Welcome to Goozle Earth®, a dystopia where the all-knowing and all-powerful force of Big Data rules humanity through the Internet of Things and the corporate power of Goozle Inc. Where English® and every possible combination of words has been copyrighted and the only law is the Terms of Service, which has been replaced by the Terms of Servitude. Where the proudly psychopathic Higgs, Caesar and Emperor Omnipotent (CEO) of Goozle Inc., is determined to launch the Next Big Thing.
Smith, a happy native of this paradise, wanders off the grid and discovers sex®, the knowledge of good and evil, and the pursuit of Happiness. Can he save the human race from the Next Big Thing?
Smith stared back in confusion when Julia said he was living in a dystopia.

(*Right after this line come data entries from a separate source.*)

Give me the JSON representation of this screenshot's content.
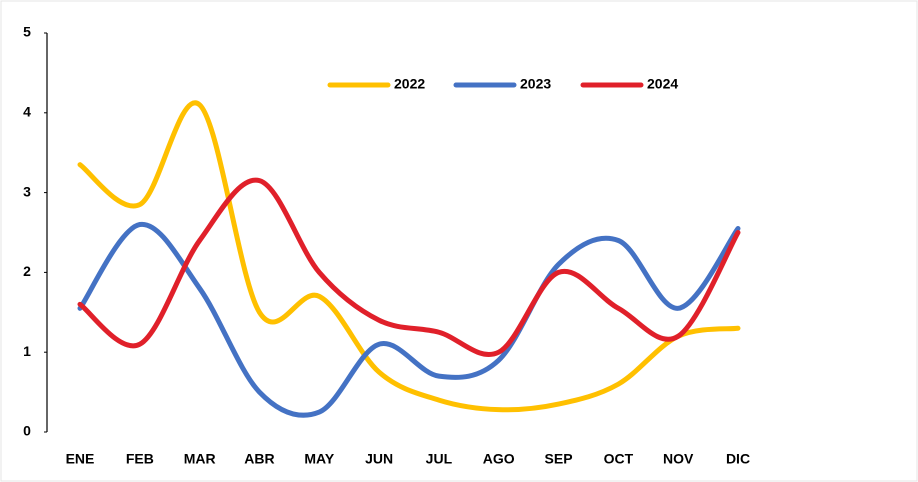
{
  "chart_data": {
    "type": "line",
    "categories": [
      "ENE",
      "FEB",
      "MAR",
      "ABR",
      "MAY",
      "JUN",
      "JUL",
      "AGO",
      "SEP",
      "OCT",
      "NOV",
      "DIC"
    ],
    "series": [
      {
        "name": "2022",
        "color": "#FFC000",
        "values": [
          3.35,
          2.85,
          4.1,
          1.5,
          1.7,
          0.75,
          0.4,
          0.28,
          0.35,
          0.6,
          1.2,
          1.3
        ]
      },
      {
        "name": "2023",
        "color": "#4472C4",
        "values": [
          1.55,
          2.6,
          1.8,
          0.5,
          0.25,
          1.1,
          0.7,
          0.9,
          2.1,
          2.4,
          1.55,
          2.55
        ]
      },
      {
        "name": "2024",
        "color": "#E0202A",
        "values": [
          1.6,
          1.1,
          2.4,
          3.15,
          2.0,
          1.4,
          1.25,
          1.0,
          2.0,
          1.55,
          1.2,
          2.5
        ]
      }
    ],
    "ylim": [
      0,
      5
    ],
    "yticks": [
      0,
      1,
      2,
      3,
      4,
      5
    ],
    "smooth": true
  }
}
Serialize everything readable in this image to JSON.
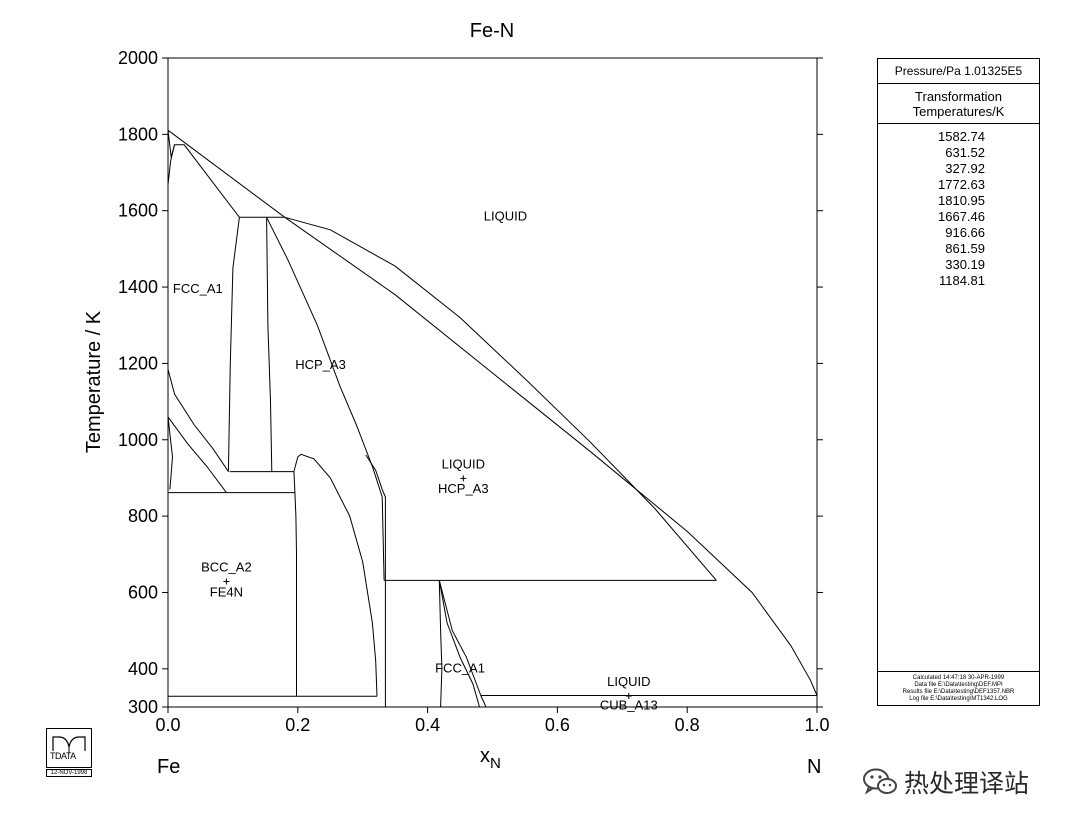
{
  "chart_data": {
    "type": "line",
    "title": "Fe-N",
    "xlabel": "x",
    "xlabel_sub": "N",
    "ylabel": "Temperature / K",
    "xlim": [
      0,
      1
    ],
    "ylim": [
      300,
      2000
    ],
    "x_ticks": [
      "0.0",
      "0.2",
      "0.4",
      "0.6",
      "0.8",
      "1.0"
    ],
    "y_ticks": [
      "300",
      "400",
      "600",
      "800",
      "1000",
      "1200",
      "1400",
      "1600",
      "1800",
      "2000"
    ],
    "x_left_label": "Fe",
    "x_right_label": "N",
    "grid": false,
    "region_labels": [
      {
        "text": "LIQUID",
        "x": 0.52,
        "y": 1575
      },
      {
        "text": "FCC_A1",
        "x": 0.046,
        "y": 1385
      },
      {
        "text": "HCP_A3",
        "x": 0.235,
        "y": 1185
      },
      {
        "text": "LIQUID",
        "x": 0.455,
        "y": 925,
        "cross": true
      },
      {
        "text": "HCP_A3",
        "x": 0.455,
        "y": 860
      },
      {
        "text": "BCC_A2",
        "x": 0.09,
        "y": 655,
        "cross": true
      },
      {
        "text": "FE4N",
        "x": 0.09,
        "y": 590
      },
      {
        "text": "FCC_A1",
        "x": 0.45,
        "y": 390
      },
      {
        "text": "LIQUID",
        "x": 0.71,
        "y": 355,
        "cross": true
      },
      {
        "text": "CUB_A13",
        "x": 0.71,
        "y": 293
      }
    ],
    "series": [
      {
        "points": [
          [
            0.0,
            1810.95
          ],
          [
            0.005,
            1740
          ],
          [
            0.01,
            1772.63
          ],
          [
            0.025,
            1772.63
          ],
          [
            0.11,
            1582.74
          ],
          [
            0.18,
            1582.74
          ]
        ]
      },
      {
        "points": [
          [
            0.0,
            1810.95
          ],
          [
            0.18,
            1582.74
          ]
        ]
      },
      {
        "points": [
          [
            0.0,
            1667.46
          ],
          [
            0.004,
            1730
          ],
          [
            0.01,
            1772.63
          ]
        ]
      },
      {
        "points": [
          [
            0.0,
            1667.46
          ],
          [
            0.0,
            1184.81
          ]
        ]
      },
      {
        "points": [
          [
            0.0,
            1184.81
          ],
          [
            0.01,
            1120
          ],
          [
            0.04,
            1040
          ],
          [
            0.07,
            975
          ],
          [
            0.093,
            916.66
          ]
        ]
      },
      {
        "points": [
          [
            0.0,
            1184.81
          ],
          [
            0.0,
            861.59
          ]
        ]
      },
      {
        "points": [
          [
            0.0,
            1060
          ],
          [
            0.007,
            955
          ],
          [
            0.003,
            870
          ]
        ]
      },
      {
        "points": [
          [
            0.0,
            1060
          ],
          [
            0.03,
            990
          ],
          [
            0.06,
            930
          ],
          [
            0.09,
            861.59
          ]
        ]
      },
      {
        "points": [
          [
            0.095,
            916.66
          ],
          [
            0.194,
            916.66
          ]
        ]
      },
      {
        "points": [
          [
            0.0,
            861.59
          ],
          [
            0.195,
            861.59
          ]
        ]
      },
      {
        "points": [
          [
            0.11,
            1582.74
          ],
          [
            0.1,
            1450
          ],
          [
            0.096,
            1200
          ],
          [
            0.093,
            916.66
          ]
        ]
      },
      {
        "points": [
          [
            0.152,
            1582.74
          ],
          [
            0.154,
            1300
          ],
          [
            0.158,
            1100
          ],
          [
            0.16,
            916.66
          ]
        ]
      },
      {
        "points": [
          [
            0.152,
            1582.74
          ],
          [
            0.185,
            1470
          ],
          [
            0.23,
            1300
          ],
          [
            0.265,
            1140
          ],
          [
            0.29,
            1040
          ],
          [
            0.315,
            930
          ],
          [
            0.33,
            850
          ],
          [
            0.333,
            631.52
          ]
        ]
      },
      {
        "points": [
          [
            0.18,
            1582.74
          ],
          [
            0.25,
            1550
          ],
          [
            0.35,
            1455
          ],
          [
            0.45,
            1320
          ],
          [
            0.55,
            1160
          ],
          [
            0.65,
            995
          ],
          [
            0.75,
            820
          ],
          [
            0.845,
            631.52
          ]
        ]
      },
      {
        "points": [
          [
            0.18,
            1582.74
          ],
          [
            0.35,
            1380
          ],
          [
            0.5,
            1175
          ],
          [
            0.65,
            970
          ],
          [
            0.8,
            760
          ],
          [
            0.9,
            600
          ],
          [
            0.96,
            460
          ],
          [
            0.99,
            370
          ],
          [
            1.0,
            330.19
          ]
        ]
      },
      {
        "points": [
          [
            0.194,
            916.66
          ],
          [
            0.2,
            955
          ],
          [
            0.205,
            962
          ],
          [
            0.225,
            950
          ],
          [
            0.25,
            900
          ],
          [
            0.28,
            800
          ],
          [
            0.3,
            680
          ],
          [
            0.315,
            520
          ],
          [
            0.32,
            420
          ],
          [
            0.322,
            327.92
          ]
        ]
      },
      {
        "points": [
          [
            0.194,
            916.66
          ],
          [
            0.195,
            880
          ],
          [
            0.197,
            800
          ],
          [
            0.198,
            700
          ],
          [
            0.198,
            500
          ],
          [
            0.198,
            327.92
          ]
        ]
      },
      {
        "points": [
          [
            0.305,
            960
          ],
          [
            0.32,
            920
          ],
          [
            0.33,
            870
          ],
          [
            0.335,
            850
          ],
          [
            0.335,
            300
          ]
        ]
      },
      {
        "points": [
          [
            0.0,
            327.92
          ],
          [
            0.322,
            327.92
          ]
        ]
      },
      {
        "points": [
          [
            0.333,
            631.52
          ],
          [
            0.845,
            631.52
          ]
        ]
      },
      {
        "points": [
          [
            0.418,
            631.52
          ],
          [
            0.43,
            520
          ],
          [
            0.45,
            430
          ],
          [
            0.47,
            360
          ],
          [
            0.48,
            300
          ]
        ]
      },
      {
        "points": [
          [
            0.418,
            631.52
          ],
          [
            0.42,
            500
          ],
          [
            0.422,
            400
          ],
          [
            0.42,
            300
          ]
        ]
      },
      {
        "points": [
          [
            0.418,
            631.52
          ],
          [
            0.438,
            500
          ],
          [
            0.46,
            430
          ],
          [
            0.482,
            330.19
          ]
        ]
      },
      {
        "points": [
          [
            0.482,
            330.19
          ],
          [
            1.0,
            330.19
          ]
        ]
      },
      {
        "points": [
          [
            0.482,
            330.19
          ],
          [
            0.49,
            300
          ]
        ]
      }
    ]
  },
  "info_panel": {
    "pressure": "Pressure/Pa  1.01325E5",
    "header_line1": "Transformation",
    "header_line2": "Temperatures/K",
    "temperatures": [
      "1582.74",
      "631.52",
      "327.92",
      "1772.63",
      "1810.95",
      "1667.46",
      "916.66",
      "861.59",
      "330.19",
      "1184.81"
    ],
    "calc_lines": [
      "Calculated  14:47:18  30-APR-1999",
      "Data file  E:\\Data\\testing\\DEF.MPI",
      "Results file  E:\\Data\\testing\\DEF1357.NBR",
      "Log file  E:\\Data\\testing\\MT1342.LOG"
    ]
  },
  "logo": {
    "text": "TDATA",
    "date": "12-NOV-1998"
  },
  "watermark": {
    "text": "热处理译站"
  }
}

“A dystopia?” he repeated. The word was new to him. “What do you mean?”
They were somewhere in the Green Mountains, walking on a dirt road through a strangely silent woods. That was all Smith knew. He’d lost his way in the hills, his car stopping short where a huge fallen tree blocked the road. The woman who introduced herself as Julia climbed over the fallen tree before he could tell his car to turn around. Surprisingly, she offered to walk him into the nearby village to find something to eat. The eerie silence followed them into the village, swallowing his thoughts. Julia looked different from anyone he’d ever seen, though she had (he soon realized) the same blond hair and blue eyes and the same awkward gait as everyone else in the village. The others—he noticed half a dozen villagers cutting weeds or stacking firewood around a row of decaying frame houses—weren’t nearly so friendly as she was. Most of them turned away or receded into the shadows rather than to look at him. Some of them, he realized with a start, had beards.
“It’s a society where, basically, life sucks,” she explained. “You have no freedom or privacy. You can’t do anything, you can’t say anything, you can’t even think without somebody spying on you or listening in.”
Smith didn’t want to seem condescending, but he couldn’t help feeling superior to the crouching lowlifes he’d noticed slinking away as Julia led him into the village. These were apparently her neighbors. Who was she to cast aspersions on his life in Goozle Earth?
“My life doesn’t suck,” he said, smiling as always. “In fact, I can’t imagine being happier than I am. I have a good job at Celebrity Solutions, a nice condo, hundreds of friends, and two wonderful pets. Everything I want is delivered to my door within thirty minutes by an Amazzond drone.”
Julia laughed. “Guess who drank the Kool Aid!”
“Kool Aid?” Kool Aid® was Smith’s favorite beverage.
“Try thinking an original thought and see what happens.”
He stared back uncomprehendingly.
“You know,” she teased. “Say something more than 140 characters long.”
What was she talking about? Did she seriously expect him to violate the Terms of Service? She spoke fluent English® but used words he’d never heard before, like “freedom” and “privacy.” He’d heard that connectivity could be poor in rural areas, where the inhabitants—known as “Yahoos”—often expressed eccentric, paranoid ideas. Obviously, for whatever reason, he and Julia weren’t connecting. Still, there was something about her that affected him in a surprising, unfamiliar way. He later learned that it was called “sex®.”